Determination of energy density in ducts by a three-microphone phaseless method and estimation of measurement uncertainties

• Published in: Journal of sound and vibration Vol. 330; no. 20; pp. 4713 - 4724
• Main Authors: Pascal, Jean-Claude, Li, Jing-Fang, Thomas, Jean-Hugh
• Format: Journal Article
• Language: English
• Published: Kidlington Elsevier Ltd 26.09.2011; Elsevier
• Subjects: Acoustical measurements and instrumentation; Acoustics; Ducts; Energy density; Error analysis; Error detection; Exact sciences and technology; Fundamental areas of phenomenology (including applications); Mathematical models; Microphones; Permissible error; Physics; Uncertainty; Phase noise; Uncertainty; Microphone; Statistical analysis; Probabilistic approach; Energy measurement; Large pipe; Spectral energy distribution; Power spectral density; Energy density; Calibration; Experimental study; Travelling wave; Wave coherence; Modeling; Recommendation; Sound velocity; Confidence interval; Inverse problem; Uncertain system; Model matching; Robustness; Measurement error
• ISSN: 0022-460X; 1095-8568
• DOI: 10.1016/j.jsv.2011.05.006

A new method to measure the total energy density of waves traveling in opposite directions in ducts is suggested in order to completely eliminate phase errors that lead to bias errors and are difficult to control in industrial tests.

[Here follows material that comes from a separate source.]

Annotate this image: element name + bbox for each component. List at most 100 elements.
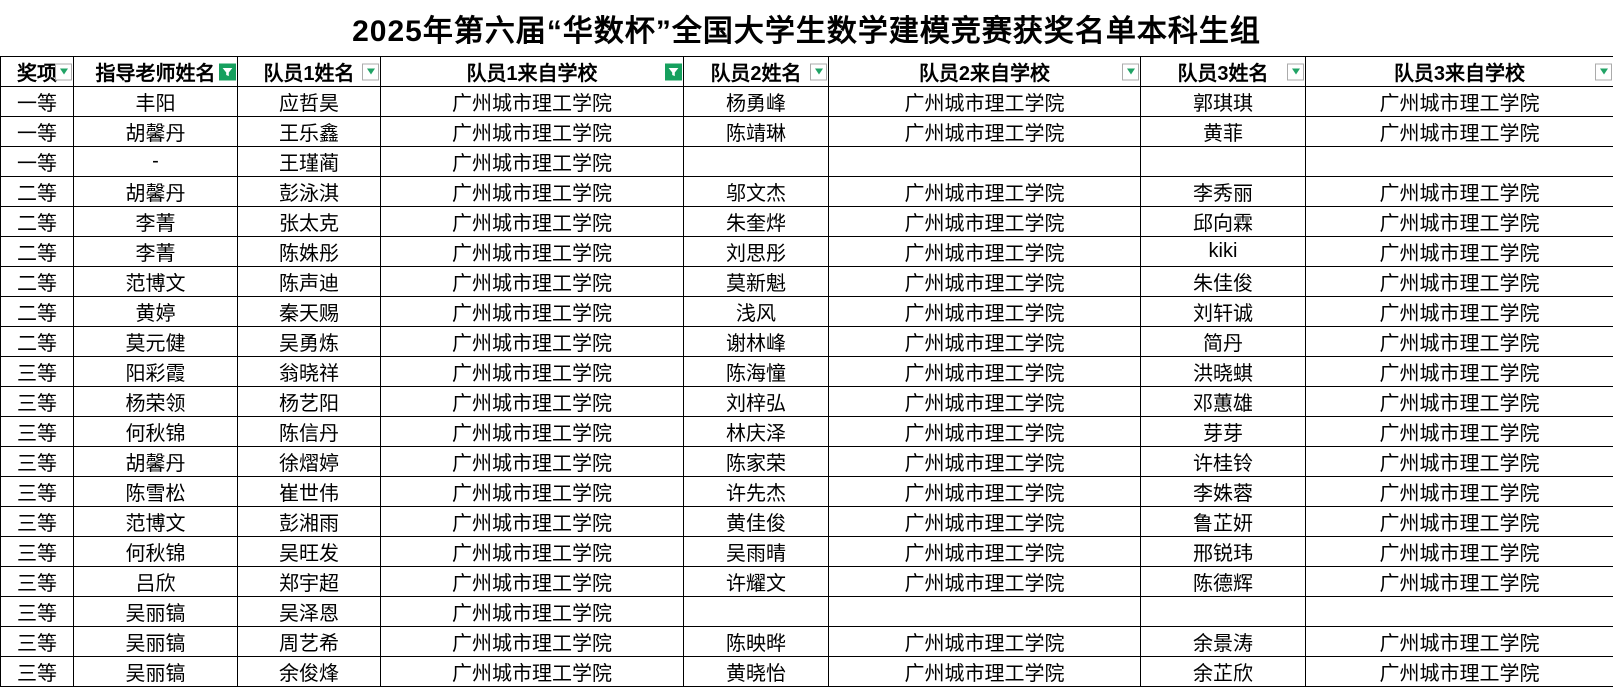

Only the auto-power spectral densities are measured by the three microphones. The inversion of a linear system based on a propagation model, where the two opposite waves are partially coherent, makes it possible to obtain the energy density. The sensitivity of this method to errors in the speed of sound, errors of microphone calibration and errors of microphone positions in the duct is analyzed. To complete the study on the robustness of the method, an evaluation of the statistical errors is carried out. The total uncertainty is used to make recommendations on the choice of the experimental parameters. The selection of the frequency limits permits to maintain the measurement uncertainty within a given confidence interval. ► Current measurements of energy density in a duct are highly sensitive to phase errors. ► A 3-microphone method using only the auto-power spectral densities is developed. ► Sensitivity of the method to different causes of errors is analyzed. ► Total uncertainty is used to select the experimental parameters. ► The method makes it possible to provide the uncertainty intervals of measurements.